Orang-orang demikian tidak dapat dikatakan berdosa selama mereka mengendalikan dorongan-dorongan dalam diri mereka. Tetapi jika mereka adalah pria, mereka dapat dengan bijaksana memutuskan untuk tidak ”berupaya meraih” tanggung jawab dalam sidang sementara masih harus berjuang melawan dorongan-dorongan yang kuat dalam daging. (1 Timotius 3:1) Mengapa? Karena mereka mengetahui kepercayaan yang diletakkan sidang atas para penatua. (Yesaya 32:1, 2; Ibrani 13:17) Mereka menyadari bahwa para penatua dapat dimintai nasihat sehubungan dengan perkara-perkara yang bersifat pribadi dan harus menangani keadaan-keadaan yang membutuhkan perhatian khusus. Adalah tidak pengasih, tidak bijaksana, juga tidak masuk akal bagi seseorang yang masih terus berjuang melawan keinginan-keinginan daging yang tidak bersih, untuk berupaya meraih kedudukan yang bertanggung jawab demikian.—Amsal 14:16; Yohanes 15:12, 13; Roma 12:1.
Bagi seorang pria yang adalah seorang penganiaya anak sebelum ia dibaptis, mungkin ada konsekuensi lain. Pada waktu ia belajar kebenaran, ia bertobat dan berubah, tidak membawa dosa yang keji itu ke dalam sidang. Setelah itu, ia mungkin membuat kemajuan yang bagus, menanggulangi dengan tuntas dorongan-dorongan yang salah, dan bahkan cenderung untuk ”berupaya meraih” kedudukan yang bertanggung jawab di dalam sidang. Tetapi, bagaimana jika ia masih harus berjuang menghapuskan aibnya dalam masyarakat sebagai bekas seorang penganiaya anak? Apakah ia akan ”tidak bercela, . . . menerima kesaksian yang baik dari orang-orang luar, . . . bebas dari tuduhan”? (1 Timotius 3:1-7, 10; Titus 1:7) Pasti tidak. Oleh karena itu, ia tidak memenuhi syarat untuk hak-hak istimewa sidang.

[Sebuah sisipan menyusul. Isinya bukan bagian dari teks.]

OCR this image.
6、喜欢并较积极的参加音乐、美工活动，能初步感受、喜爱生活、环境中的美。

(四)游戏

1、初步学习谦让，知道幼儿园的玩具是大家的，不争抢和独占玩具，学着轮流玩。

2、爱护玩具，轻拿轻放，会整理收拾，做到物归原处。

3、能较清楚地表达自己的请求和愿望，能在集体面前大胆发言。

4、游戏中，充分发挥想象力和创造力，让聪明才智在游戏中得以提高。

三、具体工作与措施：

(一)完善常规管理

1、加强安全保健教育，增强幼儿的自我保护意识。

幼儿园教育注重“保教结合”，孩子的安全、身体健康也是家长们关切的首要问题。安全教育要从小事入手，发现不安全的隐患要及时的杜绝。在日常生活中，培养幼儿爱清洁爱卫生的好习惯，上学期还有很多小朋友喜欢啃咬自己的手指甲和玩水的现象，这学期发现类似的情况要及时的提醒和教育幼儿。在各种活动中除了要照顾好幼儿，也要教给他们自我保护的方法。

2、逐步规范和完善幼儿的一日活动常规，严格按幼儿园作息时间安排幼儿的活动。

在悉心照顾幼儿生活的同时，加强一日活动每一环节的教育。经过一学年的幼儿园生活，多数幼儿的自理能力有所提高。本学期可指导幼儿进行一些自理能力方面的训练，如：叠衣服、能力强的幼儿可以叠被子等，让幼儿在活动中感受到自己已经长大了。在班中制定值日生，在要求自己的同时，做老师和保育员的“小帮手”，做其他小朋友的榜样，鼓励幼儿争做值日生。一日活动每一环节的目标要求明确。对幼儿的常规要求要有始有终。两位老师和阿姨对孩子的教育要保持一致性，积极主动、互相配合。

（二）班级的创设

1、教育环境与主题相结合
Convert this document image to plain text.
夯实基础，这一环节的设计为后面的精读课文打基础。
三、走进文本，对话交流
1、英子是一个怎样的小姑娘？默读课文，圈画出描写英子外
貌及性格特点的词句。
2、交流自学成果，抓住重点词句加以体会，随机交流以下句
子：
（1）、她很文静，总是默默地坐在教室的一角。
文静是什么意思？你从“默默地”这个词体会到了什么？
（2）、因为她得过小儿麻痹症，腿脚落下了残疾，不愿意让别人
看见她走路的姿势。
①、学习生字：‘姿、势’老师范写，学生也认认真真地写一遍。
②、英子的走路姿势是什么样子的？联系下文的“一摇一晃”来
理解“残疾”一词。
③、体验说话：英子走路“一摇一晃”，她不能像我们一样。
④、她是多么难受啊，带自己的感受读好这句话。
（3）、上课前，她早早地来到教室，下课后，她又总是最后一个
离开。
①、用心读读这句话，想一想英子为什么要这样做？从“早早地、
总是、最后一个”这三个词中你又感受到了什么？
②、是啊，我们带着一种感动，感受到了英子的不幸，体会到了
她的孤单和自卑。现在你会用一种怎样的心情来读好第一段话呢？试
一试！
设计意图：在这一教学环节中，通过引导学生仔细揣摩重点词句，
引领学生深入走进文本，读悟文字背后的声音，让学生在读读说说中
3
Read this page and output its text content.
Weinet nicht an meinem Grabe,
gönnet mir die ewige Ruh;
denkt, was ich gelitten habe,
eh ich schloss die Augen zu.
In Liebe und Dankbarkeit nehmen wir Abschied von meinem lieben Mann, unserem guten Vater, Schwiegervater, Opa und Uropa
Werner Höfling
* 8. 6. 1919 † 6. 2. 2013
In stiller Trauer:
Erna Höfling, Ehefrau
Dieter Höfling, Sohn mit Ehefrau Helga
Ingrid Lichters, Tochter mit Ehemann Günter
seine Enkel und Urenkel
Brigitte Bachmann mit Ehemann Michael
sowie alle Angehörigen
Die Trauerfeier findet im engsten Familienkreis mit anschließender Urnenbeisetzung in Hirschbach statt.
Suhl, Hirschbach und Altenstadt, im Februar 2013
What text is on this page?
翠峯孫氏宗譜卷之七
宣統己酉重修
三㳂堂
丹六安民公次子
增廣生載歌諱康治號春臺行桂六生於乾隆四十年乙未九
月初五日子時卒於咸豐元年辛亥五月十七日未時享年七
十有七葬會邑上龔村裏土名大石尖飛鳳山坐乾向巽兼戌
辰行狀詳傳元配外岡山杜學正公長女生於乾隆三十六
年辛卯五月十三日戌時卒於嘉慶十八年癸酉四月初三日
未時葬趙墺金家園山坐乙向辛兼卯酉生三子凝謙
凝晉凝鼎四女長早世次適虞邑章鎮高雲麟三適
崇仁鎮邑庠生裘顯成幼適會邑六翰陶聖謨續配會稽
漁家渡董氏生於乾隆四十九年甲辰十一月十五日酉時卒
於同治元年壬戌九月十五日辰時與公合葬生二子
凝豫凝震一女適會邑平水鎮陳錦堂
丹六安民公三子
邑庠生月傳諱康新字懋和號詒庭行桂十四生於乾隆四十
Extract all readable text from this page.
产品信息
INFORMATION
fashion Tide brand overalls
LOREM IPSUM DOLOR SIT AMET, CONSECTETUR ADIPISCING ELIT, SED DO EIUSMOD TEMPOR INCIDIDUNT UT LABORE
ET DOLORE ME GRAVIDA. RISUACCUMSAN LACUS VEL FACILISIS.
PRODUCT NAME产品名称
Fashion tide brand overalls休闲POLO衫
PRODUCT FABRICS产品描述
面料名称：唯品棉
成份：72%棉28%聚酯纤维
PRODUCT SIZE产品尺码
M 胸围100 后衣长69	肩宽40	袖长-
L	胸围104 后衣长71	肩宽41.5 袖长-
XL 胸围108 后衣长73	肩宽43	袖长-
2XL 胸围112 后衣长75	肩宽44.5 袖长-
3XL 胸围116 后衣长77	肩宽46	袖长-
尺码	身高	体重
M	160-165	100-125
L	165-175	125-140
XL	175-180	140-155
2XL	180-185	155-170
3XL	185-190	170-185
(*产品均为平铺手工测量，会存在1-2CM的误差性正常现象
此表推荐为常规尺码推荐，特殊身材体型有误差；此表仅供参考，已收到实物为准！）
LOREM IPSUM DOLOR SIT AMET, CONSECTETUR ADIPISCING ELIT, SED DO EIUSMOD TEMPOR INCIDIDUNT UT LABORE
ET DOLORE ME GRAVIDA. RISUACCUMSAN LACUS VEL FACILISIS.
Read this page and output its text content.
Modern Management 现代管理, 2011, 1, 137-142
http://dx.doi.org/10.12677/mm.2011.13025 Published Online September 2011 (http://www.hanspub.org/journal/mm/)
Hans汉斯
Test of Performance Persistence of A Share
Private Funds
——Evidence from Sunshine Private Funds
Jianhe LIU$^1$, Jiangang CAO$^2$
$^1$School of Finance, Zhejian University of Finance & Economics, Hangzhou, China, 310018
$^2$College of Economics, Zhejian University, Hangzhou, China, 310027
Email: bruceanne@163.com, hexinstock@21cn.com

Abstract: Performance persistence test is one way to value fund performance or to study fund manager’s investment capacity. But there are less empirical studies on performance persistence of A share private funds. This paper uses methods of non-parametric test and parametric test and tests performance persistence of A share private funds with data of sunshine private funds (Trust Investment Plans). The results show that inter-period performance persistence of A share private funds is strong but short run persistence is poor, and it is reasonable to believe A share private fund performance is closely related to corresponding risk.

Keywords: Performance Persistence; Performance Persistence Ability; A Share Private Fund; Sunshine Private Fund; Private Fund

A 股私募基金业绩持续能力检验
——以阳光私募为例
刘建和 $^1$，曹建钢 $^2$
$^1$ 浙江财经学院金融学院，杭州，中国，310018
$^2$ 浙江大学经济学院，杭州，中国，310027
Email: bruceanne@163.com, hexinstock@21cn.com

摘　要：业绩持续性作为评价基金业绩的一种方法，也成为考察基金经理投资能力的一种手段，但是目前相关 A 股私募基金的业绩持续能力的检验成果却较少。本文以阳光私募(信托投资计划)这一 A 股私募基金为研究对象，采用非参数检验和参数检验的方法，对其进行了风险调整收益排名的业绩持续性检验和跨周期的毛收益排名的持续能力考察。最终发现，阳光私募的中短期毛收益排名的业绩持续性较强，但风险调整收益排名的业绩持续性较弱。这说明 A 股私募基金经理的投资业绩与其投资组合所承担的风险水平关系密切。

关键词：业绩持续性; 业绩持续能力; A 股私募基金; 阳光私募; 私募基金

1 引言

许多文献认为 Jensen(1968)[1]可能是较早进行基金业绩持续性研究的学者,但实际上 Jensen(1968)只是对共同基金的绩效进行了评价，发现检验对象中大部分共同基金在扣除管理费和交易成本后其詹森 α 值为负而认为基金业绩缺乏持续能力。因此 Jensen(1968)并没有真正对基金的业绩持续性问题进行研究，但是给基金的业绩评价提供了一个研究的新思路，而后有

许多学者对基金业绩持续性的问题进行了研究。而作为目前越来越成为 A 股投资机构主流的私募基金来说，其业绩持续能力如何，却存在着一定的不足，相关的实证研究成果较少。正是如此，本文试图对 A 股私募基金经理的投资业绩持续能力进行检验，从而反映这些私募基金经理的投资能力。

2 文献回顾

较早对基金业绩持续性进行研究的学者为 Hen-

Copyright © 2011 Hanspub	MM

Sewaktu seorang Kristen yang Berbakti Melakukan Dosa
Yehuwa mengerti bahwa kita lemah dan bahwa bahkan setelah dibaptis, kita dapat jatuh ke dalam dosa. Rasul Yohanes menulis kepada orang-orang Kristen pada zamannya, ”Aku menulis hal-hal ini kepadamu agar kamu tidak berbuat dosa. Namun, jika seseorang berbuat dosa, kita mempunyai penolong pada Bapak, Yesus Kristus, pribadi yang adil-benar. Dan ia adalah korban pendamaian bagi dosa-dosa kita, namun bukan bagi dosa-dosa kita saja tetapi juga bagi dosa-dosa seluruh dunia.” (1 Yohanes 2:1, 2) Ya, atas dasar korban tebusan Yesus, Yehuwa akan mengampuni orang-orang Kristen yang telah dibaptis yang jatuh ke dalam dosa—jika mereka sungguh-sungguh bertobat dan meninggalkan haluan mereka yang salah.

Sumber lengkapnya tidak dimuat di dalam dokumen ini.